COS 115-10
More pollinator species are required for pollination function at larger spatial scales, but high regional dominance can suppress this effect

Thursday, August 14, 2014: 4:40 PM
Regency Blrm D, Hyatt Regency Hotel
James R. Reilly, Department of Ecology, Evolution, & Natural Resources, Rutgers University, New Brunswick, NJ
Ignasi Bartomeus, Estación Biológica de Doñana (EBD-CSIC), Sevilla, Spain
Daniel P. Cariveau, University of Minnesota, MN
Faye Benjamin, Ecology & Evolution Graduate Program, Rutgers University, New Brunswick, NJ
Rachael Winfree, Department of Ecology, Evolution, and Natural Resources, Rutgers University, New Brunswick, NJ
Background/Question/Methods

Ecological understanding of the biodiversity-ecosystem functioning relationship is based largely on experiments, which by necessity are done at small scales. Here we use natural pollinator communities and the ecosystem services they provide studied across a 5000 km2area to extend previous results to larger scales.

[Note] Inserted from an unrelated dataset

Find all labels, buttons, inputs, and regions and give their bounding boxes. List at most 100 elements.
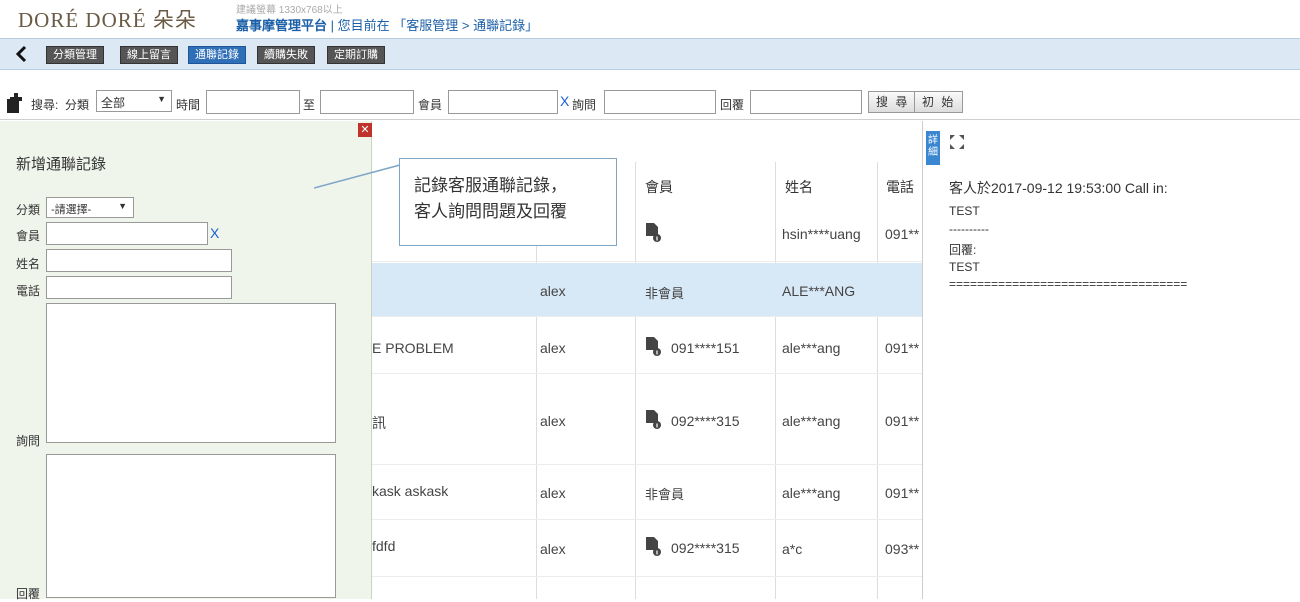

Specifically, we investigated how the number of bee species required to pollinate three crop plants changes with increasing spatial scale.  Pollinator abundance and identity were measured by collecting bees visiting flowers of watermelon, cranberry, and blueberry (16 sites each) in New Jersey and Pennsylvania. Per-species contribution to pollination function was measured as conspecific pollen grains deposited per flower visit, and total function per site was estimated by multiplying pollinator abundance by pollen deposition per bee.  We explored two questions: 1) how does the number of bee species required to achieve a target level of pollination at all sites change with increasing spatial extent of the study, and 2) how important is beta-diversity among the dominant species in driving this effect?  We used a minimum set approach to determine the number of bee species, chosen from the complete list of species observed at a site, necessary to achieve a target level of pollination at each site.

Results/Conclusions

We collected a total of 3883 individual bees of 81 species visiting flowers of the three crops.  Following previous studies, we used 50% of observed pollination level as our target.  As spatial extent increased, the number of species required increased by a factor of 5.5 (watermelon), 3.7 (cranberry), and 6.8 (blueberry).  Despite this large increase, the absolute number of species required to reach the target at all 16 sites was only 18% of total species in the system for watermelon and 15% for cranberry.  For blueberry, 44% of total species were required, consistent with the higher species turnover and lower dominance observed in that system (Evar evenness index for blueberry: 0.32, cranberry: 0.19, watermelon: 0.19). Under a null model that randomized species identity, the total number of species required increased across all sites by a factor of 2.3 (watermelon), 3.2 (cranberry), and 1.5 (blueberry), and asymptoted more slowly.  This suggests that high regional dominance (lack of beta-diversity among the dominant species) is suppressing the number of species needed for crop pollination, especially in watermelon and cranberry.  Our results highlight the importance of considering species abundance variation when analyzing ecosystem functions in real-world systems.